Am Unfalltag hatte die damals 20-jährige Klägerin mit ihrem beleuchteten Fahrzeug auf der gerade verlaufenen Autobahn eine Panne erlitten und musste mangels vorhandenen Randstreifens an der rechten Fahrbahn scharf rechts an den Leitplanken anhalten. Der volltrunkene, vor dem Unfall aufgrund Alkoholgenusses eingeschlafene Beklagte, fuhr ungebremst auf das weithin sichtbare klägerische Fahrzeug auf, wodurch die Klägerin schwer verletzt wurde. Sie erlitt folgende Verletzungen: ein Polytrauma mit Schädelhirntrauma Grad 1 sowie einer occipitalen (Hinterhaupt) Schädelfraktur, ein subdurales (unter der harten Hirnhaut befindliches) Hämatom rechts, Hämatopneumothorax mit Lungenkontusionen beiderseits, eine Rippenserienfraktur der 1., 4.–8. Rippe rechts sowie der Rippen 3, 6, 8 und 9 links.
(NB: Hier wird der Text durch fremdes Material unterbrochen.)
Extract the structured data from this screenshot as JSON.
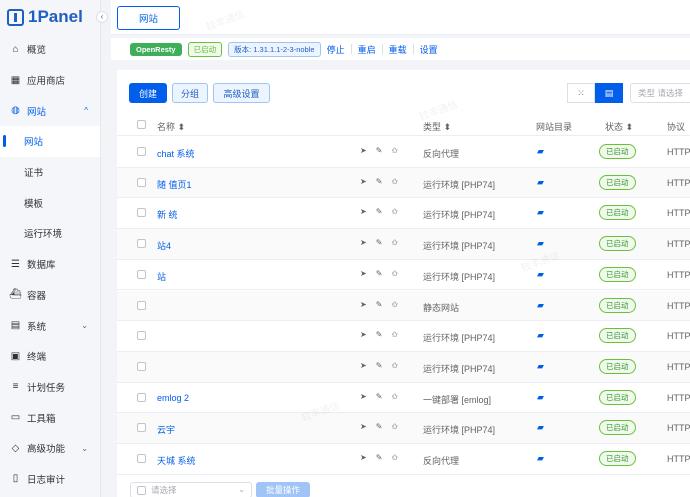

Eine Beckenringfraktur Typ C, eine Humerusquerfraktur Typ A3 rechts, eine bimalleoläre Sprunggelenksluxationsfraktur Typ Weber B rechts, Claviculafrakturen beiderseits, Schulterblattfrakturen beiderseits, Frakturen der Querfortsätze der Lendenwirbelkörper 1 bis 4 links und des 5. Lendenwirbelkörpers rechts, Frakturen der Dornfortsätze der Brustwirbelkörper 2 bis 6, multiple Schürfungen der Bauchdecke, eine Leberkontusion sowie erhebliche Prellungen am gesamten Körper. Es bestand akute Lebensgefahr, die Klägerin war ohne Bewusstsein und musste für zwei Wochen auf der Intensivstation künstlich beatmet werden. Während der sich daran anschließenden weiteren dreiwöchigen stationären Heilbehandlung musste sich die Klägerin einer Vielzahl von Operationen unterziehen. Sie leidet an erheblichen Dauerfolgen (insbes. Bewegungseinschränkungen) und Schmerzen.

Rechtliche Beurteilung:

Nach dem Ergebnis der Beweisaufnahme und des sachverständig festgestellten Umfangs der von der Klägerin erlittenen Beeinträchtigungen und Dauerfolgen erachtet die Kammer ein Schmerzensgeld der Klägerin von insgesamt 100.000 € für angemessen. Bei der Höhe des Schmerzensgeldes hat die Kammer insbesondere die von der Klägerin erlittenen unstreitigen Primärverletzungen sowie die hierdurch bedingten Folgeoperationen berücksichtigt. Schließlich war das schwere und grob fahrlässige Verschulden des Beklagten schmerzensgelderhöhend zu berücksichtigen. Diesem war angesichts seiner erheblichen Alkoholisierung ein schwerwiegender Fahrfehler vorzuwerfen, da er während der Fahrt eingeschlafen war. Hierbei handelt es sich um ein Fehlverhalten, das schlechterdings nicht nachvollziehbar und daher als grob fahrlässig zu bewerten ist. Dieser Umstand war im vorliegenden Fall schmerzensgelderhöhend ebenso zu berücksichtigen wie die eingetretenen erheblichen Dauerfolgen, die die Klägerin angesichts ihres noch jugendlichen Alters lebenslang begleiten werden.